Both LIGO observatories are currently begin upgraded to increase the sensitivity of the detectors for the next observing run. This includes increasing the laser power, making upgrades to the suspension systems and the installation of a quantum noise mitigation scheme called squeezed light injection.
It is expected that this series of upgrades will improve the sensitivity of the LIGO detectors by a factor of 2, meaning we can search a volume of space 8 times greater, so expect even more detections in the next observing run.
[AS. PhD Student LIGO Instrumentation]
MCB: What’s next for LIGO?
The Laser Interferometer Gravitational-wave Observatory (and other gravitational wave instruments around the world, currently including Virgo, as well as KAGRA and LIGO-India in the coming years, and for exceptionally close sources, GEO600) will serve as just that: an observatory.
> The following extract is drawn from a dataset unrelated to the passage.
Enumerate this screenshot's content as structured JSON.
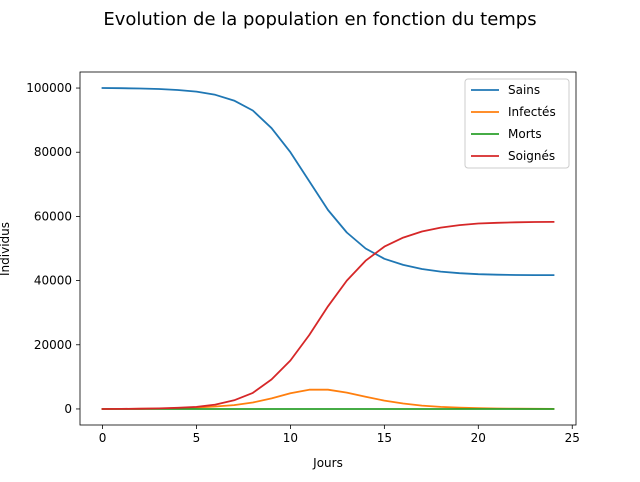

LIGO will continue to get more sensitive, and as it does, we will observe gravitational wave sources and expand our catalog of known black holes and neutron stars. We’ll also be on the lookout for new types of signals from sources like pulsars, supernovae, and a stochastic background of gravitational waves, as well as gravitational wave sources we may not expect! Future observations will help us learn even more about the Universe and the laws that govern it. [JM, PhD, LIGO data analysis/instrumentation]
MCB: What’s one thing in particular that you wish people knew about gravitational waves?
Better late than never, here’s two times “one thing” from different people:
Observing gravitational waves for the first time is like finally being able to hear the symphony of the Universe and observe the dynamics of the most energetic events. [Evan Goetz, Scientist, LIGO instrumentalist / astrophysics]
Especially since the last publication: we can now predict WHEN and WHERE EM events will happen. We kind of knew a minute in advance when a Kilonova was to happen. and where. That’s absolutely amazing in my opinion. If we get the data flow faster from detection algorithm telescope pointing, we could catch it in time. [Simon Barke, Postdoctoral Researcher, University of Florida]
Special thanks to the following scientists for answering my questions during the Reddit AMA:
- Avneet Singh, Albert-Einstein-Institut (c)
- Jennifer Wright, University of Glasgow
- Noah Sennett, Albert-Einstein-Institut
- Hunter Gabbard, University of Glasgow
- Simon Barke, University of Florida
- Evan Goetz, University of Michigan (LHO)
- Rachel Hamburg, University of Alabama Huntsville (FermiGBM)
- Jess McIver, Caltech
- Andrew Spencer, University of Glasgow
- Shivaraj Kandhasamy, University of Minnesota (LLO)
Editor’s Note: This post has been updated to include late, but very welcome, submissions by the LIGO team. More science is always appreciated!